Supplemental Environmental Projects.
The DOE is authorized to require a person in violation of an environmental permit or cleanup order in a highly impacted community to conduct a supplemental environmental project in conjunction with the settlement of any enforcement actions stemming from the violation. Supplemental environmental projects must take place within or primarily benefit the highly impacted community, and meet additional specifications related to the scope, timeline, and purpose of the project. The DOE must consider the cost and benefits of the supplemental project in determining the amount of penalties recovered in the settlement of enforcement actions related to an environmental permit violation. The DOE must also seek to involve the highly impacted community in developing the supplemental environmental project.

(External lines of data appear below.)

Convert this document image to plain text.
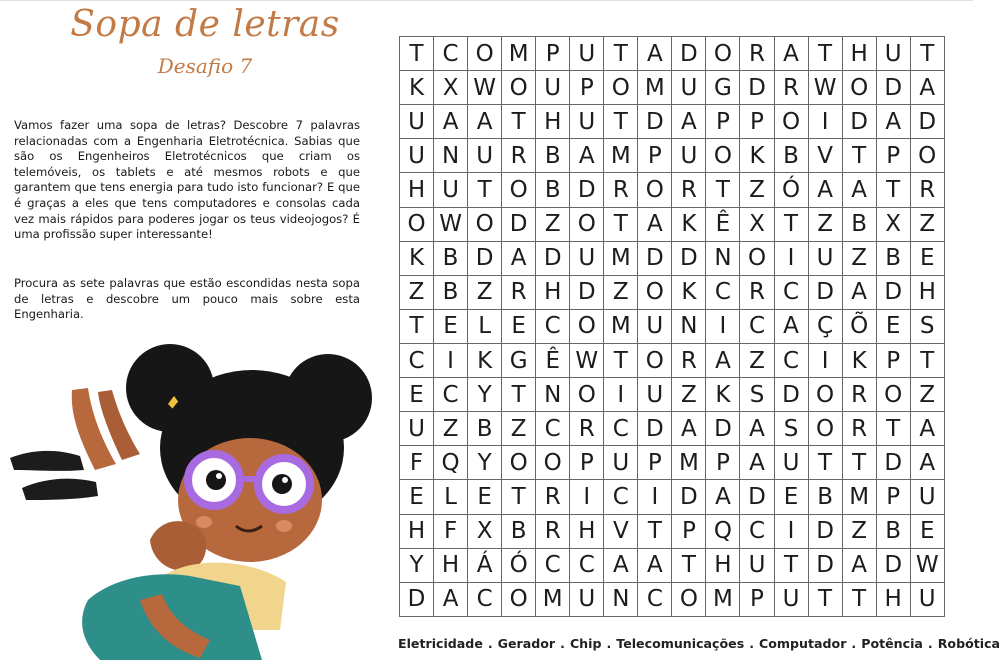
Sopa de letras
Desafio 7

Vamos fazer uma sopa de letras? Descobre 7 palavras relacionadas com a Engenharia Eletrotécnica. Sabias que são os Engenheiros Eletrotécnicos que criam os telemóveis, os tablets e até mesmos robots e que garantem que tens energia para tudo isto funcionar? E que é graças a eles que tens computadores e consolas cada vez mais rápidos para poderes jogar os teus videojogos? É uma profissão super interessante!

Procura as sete palavras que estão escondidas nesta sopa de letras e descobre um pouco mais sobre esta Engenharia.

T C O M P U T A D O R A T H U T
K X W O U P O M U G D R W O D A
U A A T H U T D A P P O I D A D
U N U R B A M P U O K B V T P O
H U T O B D R O R T Z Ó A A T R
O W O D Z O T A K Ê X T Z B X Z
K B D A D U M D D N O I U Z B E
Z B Z R H D Z O K C R C D A D H
T E L E C O M U N I C A Ç Õ E S
C I	K G Ê W T O R A Z C I	K P T
E C Y T N O I U Z K S D O R O Z
U Z B Z C R C D A D A S O R T A
F Q Y O O P U P M P A U T T D A
E L E T R I C I D A D E B M P U
H F X B R H V T P Q C I D Z B E
Y H Á Ó C C A A T H U T D A D W
D A C O M U N C O M P U T T H U
Eletricidade . Gerador . Chip . Telecomunicações . Computador . Potência . Robótica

Environmental Justice in Agency Missions.
The departments of Ecology, Natural Resources, Fish and Wildlife, Transportation, Commerce, and Agriculture are, to the extent practical, directed to make achieving environmental justice part of their agency missions.
Other Provisions.
Washington residents are declared to have a right to participate meaningfully and receive fair treatment during the implementation and enforcement of environmental rules, laws, and policies, regardless of their race, color, culture, national origin, or income level. Individuals are also declared to have a right to breathe, eat, drink, work, and recreate without risking their health due to environmental degradation.
The DOE is directed to provide interpreters for hearings or meetings, and translate or interpret public documents where practicable and appropriate.
The DOE is given rulemaking authority.
Appropriation: None.
Fiscal Note: Preliminary fiscal note available.
Effective Date: The bill takes effect on January 1, 2014.